Süleyman Bey "Güvenlik görevlilerini" uyardı:
- Sakın ha sakın... Bu adama ilişmeyin...
İtip kakmayın.
Sonra da... Adamı "Konuşma kürsüsünün önüne" çağırdı:
- Hele gel bakalım... Söyle...
Nedir şikâyetin?
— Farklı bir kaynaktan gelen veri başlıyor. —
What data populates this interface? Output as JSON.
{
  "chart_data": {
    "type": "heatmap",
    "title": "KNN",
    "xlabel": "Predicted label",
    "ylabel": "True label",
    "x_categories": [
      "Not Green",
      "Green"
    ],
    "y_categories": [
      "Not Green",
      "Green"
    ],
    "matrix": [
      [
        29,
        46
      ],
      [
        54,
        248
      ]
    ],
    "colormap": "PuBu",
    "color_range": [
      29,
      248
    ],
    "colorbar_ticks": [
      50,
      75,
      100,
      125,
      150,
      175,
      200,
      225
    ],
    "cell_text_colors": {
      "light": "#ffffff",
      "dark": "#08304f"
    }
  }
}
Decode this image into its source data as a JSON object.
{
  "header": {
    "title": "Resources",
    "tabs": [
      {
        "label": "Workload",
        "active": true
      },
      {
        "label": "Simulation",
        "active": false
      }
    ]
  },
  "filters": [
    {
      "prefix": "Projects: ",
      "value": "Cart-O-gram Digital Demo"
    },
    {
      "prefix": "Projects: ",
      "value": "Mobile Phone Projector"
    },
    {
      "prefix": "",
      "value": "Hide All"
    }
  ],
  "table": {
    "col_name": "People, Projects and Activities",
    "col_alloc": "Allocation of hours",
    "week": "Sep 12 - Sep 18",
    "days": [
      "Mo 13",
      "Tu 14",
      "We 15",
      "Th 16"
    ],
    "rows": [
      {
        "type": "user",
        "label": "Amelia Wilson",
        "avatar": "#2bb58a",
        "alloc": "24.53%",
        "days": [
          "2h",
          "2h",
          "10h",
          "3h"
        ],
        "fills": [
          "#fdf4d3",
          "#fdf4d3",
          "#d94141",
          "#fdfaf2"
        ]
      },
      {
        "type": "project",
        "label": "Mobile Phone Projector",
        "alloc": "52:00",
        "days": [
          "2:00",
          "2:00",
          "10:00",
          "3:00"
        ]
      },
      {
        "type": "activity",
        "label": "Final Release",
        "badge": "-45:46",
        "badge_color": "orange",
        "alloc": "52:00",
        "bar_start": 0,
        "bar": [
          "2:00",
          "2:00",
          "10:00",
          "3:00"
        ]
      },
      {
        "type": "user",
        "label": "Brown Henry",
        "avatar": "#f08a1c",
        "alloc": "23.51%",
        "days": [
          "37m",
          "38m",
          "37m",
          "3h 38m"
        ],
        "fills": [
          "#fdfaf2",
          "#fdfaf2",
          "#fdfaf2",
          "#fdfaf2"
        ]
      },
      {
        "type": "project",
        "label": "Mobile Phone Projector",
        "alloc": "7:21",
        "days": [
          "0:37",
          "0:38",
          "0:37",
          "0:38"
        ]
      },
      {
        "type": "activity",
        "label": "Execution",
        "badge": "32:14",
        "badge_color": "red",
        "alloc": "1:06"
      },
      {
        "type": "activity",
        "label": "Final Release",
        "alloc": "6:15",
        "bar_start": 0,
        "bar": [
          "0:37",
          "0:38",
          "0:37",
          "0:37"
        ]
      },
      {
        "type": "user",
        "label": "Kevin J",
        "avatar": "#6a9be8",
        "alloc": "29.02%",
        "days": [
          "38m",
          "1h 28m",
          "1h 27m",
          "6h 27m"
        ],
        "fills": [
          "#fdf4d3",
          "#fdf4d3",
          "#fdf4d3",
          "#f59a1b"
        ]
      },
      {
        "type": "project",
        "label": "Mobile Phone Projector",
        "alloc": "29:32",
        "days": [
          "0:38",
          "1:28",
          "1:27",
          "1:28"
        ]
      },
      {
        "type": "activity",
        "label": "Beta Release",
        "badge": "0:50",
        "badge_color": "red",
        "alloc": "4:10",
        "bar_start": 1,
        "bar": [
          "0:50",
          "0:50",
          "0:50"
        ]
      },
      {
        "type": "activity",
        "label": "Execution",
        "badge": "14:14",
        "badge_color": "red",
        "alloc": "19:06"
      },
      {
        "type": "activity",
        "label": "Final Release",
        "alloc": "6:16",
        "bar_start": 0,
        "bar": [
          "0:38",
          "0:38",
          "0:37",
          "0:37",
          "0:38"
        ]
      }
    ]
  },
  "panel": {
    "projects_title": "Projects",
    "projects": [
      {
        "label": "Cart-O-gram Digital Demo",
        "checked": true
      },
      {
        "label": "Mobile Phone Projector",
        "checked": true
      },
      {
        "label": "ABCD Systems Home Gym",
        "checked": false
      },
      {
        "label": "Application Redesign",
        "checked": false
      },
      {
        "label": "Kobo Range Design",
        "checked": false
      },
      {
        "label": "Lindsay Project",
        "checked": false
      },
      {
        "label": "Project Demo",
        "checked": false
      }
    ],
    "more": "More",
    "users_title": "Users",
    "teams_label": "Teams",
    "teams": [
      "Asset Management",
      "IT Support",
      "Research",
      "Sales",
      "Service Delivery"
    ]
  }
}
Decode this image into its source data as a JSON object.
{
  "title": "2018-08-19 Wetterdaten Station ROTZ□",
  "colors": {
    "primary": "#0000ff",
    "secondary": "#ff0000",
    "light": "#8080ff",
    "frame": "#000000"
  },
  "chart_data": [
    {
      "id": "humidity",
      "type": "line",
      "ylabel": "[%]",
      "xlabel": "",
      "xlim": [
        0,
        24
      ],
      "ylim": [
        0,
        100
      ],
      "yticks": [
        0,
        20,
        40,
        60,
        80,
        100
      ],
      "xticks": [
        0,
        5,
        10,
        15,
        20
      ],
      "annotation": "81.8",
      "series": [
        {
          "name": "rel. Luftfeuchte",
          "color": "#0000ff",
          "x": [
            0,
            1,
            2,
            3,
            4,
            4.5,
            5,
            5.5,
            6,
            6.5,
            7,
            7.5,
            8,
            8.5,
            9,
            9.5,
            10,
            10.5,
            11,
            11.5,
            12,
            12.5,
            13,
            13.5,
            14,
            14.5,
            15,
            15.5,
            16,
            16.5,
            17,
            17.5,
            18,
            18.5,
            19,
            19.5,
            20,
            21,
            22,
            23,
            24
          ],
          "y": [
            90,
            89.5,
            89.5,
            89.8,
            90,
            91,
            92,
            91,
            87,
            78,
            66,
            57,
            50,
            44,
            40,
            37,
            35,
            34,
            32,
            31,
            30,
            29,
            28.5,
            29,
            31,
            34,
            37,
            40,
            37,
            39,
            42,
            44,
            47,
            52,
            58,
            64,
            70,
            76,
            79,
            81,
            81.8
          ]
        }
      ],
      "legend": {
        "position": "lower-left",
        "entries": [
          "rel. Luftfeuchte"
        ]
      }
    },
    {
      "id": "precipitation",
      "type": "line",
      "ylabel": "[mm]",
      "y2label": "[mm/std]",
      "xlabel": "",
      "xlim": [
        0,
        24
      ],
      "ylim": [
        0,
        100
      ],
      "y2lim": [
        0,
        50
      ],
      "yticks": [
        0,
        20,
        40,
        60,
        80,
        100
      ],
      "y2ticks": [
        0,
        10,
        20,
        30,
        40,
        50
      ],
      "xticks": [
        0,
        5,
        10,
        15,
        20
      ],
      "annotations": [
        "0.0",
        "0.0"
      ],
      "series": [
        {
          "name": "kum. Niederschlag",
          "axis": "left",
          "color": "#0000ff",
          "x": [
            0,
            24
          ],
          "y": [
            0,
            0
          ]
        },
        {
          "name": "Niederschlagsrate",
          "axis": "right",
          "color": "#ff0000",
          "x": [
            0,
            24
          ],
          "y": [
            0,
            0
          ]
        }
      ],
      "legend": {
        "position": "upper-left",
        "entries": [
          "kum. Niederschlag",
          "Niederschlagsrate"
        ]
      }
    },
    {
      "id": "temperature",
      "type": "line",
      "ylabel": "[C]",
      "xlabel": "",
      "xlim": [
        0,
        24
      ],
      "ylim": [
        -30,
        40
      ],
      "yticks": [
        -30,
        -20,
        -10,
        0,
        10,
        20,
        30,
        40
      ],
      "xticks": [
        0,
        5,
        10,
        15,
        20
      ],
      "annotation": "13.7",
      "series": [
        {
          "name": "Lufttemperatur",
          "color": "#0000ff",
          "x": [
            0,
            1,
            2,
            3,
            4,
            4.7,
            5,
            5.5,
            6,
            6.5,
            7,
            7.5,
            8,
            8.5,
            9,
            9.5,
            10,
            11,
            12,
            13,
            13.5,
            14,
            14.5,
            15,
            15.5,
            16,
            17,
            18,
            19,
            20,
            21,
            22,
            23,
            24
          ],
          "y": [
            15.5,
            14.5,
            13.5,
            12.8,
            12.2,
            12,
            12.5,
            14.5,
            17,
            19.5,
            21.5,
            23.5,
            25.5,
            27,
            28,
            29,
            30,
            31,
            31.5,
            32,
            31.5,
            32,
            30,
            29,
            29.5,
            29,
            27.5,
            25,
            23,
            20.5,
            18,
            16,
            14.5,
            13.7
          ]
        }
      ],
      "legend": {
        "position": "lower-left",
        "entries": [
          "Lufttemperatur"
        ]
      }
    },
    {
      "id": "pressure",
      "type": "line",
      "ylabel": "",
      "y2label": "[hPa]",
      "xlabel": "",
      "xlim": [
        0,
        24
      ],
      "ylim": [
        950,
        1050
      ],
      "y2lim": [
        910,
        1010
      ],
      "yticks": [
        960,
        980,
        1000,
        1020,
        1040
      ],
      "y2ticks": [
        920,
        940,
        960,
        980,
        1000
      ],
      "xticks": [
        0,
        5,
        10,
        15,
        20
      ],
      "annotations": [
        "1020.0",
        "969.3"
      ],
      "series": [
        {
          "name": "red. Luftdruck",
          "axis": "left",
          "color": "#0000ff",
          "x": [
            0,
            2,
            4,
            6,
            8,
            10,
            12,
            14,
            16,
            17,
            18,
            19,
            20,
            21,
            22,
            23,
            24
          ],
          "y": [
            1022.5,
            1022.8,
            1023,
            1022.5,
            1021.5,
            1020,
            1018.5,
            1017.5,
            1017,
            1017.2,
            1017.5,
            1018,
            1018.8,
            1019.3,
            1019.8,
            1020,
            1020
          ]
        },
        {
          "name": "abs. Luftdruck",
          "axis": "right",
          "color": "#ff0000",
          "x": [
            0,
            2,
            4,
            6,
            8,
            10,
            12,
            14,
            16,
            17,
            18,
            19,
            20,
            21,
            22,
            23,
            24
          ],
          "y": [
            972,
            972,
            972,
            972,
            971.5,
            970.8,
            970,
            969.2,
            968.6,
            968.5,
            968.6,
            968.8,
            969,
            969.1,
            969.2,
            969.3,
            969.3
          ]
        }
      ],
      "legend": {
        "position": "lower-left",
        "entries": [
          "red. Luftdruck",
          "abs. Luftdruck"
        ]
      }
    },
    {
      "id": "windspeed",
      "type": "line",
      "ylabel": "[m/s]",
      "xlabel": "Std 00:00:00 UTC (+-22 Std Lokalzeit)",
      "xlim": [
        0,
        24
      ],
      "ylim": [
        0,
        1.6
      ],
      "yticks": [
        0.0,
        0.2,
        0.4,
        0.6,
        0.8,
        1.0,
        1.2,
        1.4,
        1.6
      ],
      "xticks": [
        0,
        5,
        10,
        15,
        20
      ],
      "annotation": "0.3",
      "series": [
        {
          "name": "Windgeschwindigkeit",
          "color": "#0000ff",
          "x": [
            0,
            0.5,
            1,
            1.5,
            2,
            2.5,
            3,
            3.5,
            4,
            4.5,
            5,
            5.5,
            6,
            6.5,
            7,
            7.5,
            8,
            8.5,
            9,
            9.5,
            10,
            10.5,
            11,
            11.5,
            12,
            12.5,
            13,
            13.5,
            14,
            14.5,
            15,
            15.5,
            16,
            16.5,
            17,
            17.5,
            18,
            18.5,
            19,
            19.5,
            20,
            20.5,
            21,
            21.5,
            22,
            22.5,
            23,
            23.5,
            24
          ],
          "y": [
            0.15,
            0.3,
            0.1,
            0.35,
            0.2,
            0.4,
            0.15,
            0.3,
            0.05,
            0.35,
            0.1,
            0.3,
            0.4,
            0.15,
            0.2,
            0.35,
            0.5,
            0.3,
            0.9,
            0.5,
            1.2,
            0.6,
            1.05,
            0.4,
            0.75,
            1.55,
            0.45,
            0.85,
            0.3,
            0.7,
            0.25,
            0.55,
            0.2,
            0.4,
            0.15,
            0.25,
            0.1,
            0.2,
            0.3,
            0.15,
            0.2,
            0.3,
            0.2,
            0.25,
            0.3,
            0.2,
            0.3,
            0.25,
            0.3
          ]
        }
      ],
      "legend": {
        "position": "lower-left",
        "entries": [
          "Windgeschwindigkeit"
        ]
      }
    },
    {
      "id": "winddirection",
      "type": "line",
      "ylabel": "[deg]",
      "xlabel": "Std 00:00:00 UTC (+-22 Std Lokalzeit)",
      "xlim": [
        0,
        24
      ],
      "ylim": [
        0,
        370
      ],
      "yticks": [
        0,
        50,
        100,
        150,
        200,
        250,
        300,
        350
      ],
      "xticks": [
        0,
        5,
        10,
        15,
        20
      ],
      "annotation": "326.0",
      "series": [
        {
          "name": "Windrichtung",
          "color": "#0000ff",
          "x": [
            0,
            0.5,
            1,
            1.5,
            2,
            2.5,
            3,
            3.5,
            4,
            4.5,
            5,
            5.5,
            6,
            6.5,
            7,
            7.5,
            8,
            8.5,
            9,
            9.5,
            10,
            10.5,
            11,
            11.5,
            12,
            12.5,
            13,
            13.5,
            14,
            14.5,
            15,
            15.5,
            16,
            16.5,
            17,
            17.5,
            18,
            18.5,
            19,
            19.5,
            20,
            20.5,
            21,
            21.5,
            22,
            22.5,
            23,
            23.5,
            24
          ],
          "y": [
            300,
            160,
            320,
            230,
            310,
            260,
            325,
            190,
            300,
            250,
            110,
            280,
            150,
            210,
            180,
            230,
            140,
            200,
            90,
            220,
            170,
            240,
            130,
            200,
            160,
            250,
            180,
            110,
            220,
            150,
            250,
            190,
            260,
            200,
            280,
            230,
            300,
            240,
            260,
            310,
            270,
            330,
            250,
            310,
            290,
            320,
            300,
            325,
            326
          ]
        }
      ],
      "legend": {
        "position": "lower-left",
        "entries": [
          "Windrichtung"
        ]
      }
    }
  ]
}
Erzurumlu... Kürsünün önüne geldi...
Sesini yükseltti:
- Sayın Başbakanım... Bir kilo et kaç lira?... Ateş pahası... Ne olacak halimiz?
Demirel güldü...
Ve "Diyalog" başladı: - Dadaş... Bu memlekette hayvanı kim yetiştiriyor?..
Hayvancılığın merkezi hangi şehir?
- Bizim burası... Erzurum... Hayvanı biz yetiştiriyoruz.
- Dadaş... Öyleyse ne diye bana şikâyette bulunuyorsun?
Erzurumlu "Vallah sen de haklısın Başbakanım" demişti...
Ve meydan kahkahaya boğulmuştu.
Şimdi... Siyasetçilerin "Etik güzellemeleri" de buna benzemiyor mu?
"Etik dışı eylemlerde, söylemlerde" bulunanlar kim?..
Sizlersiniz. "Etik üzerine şikâyetlerin" sahipleri kim?.. Yine sizler.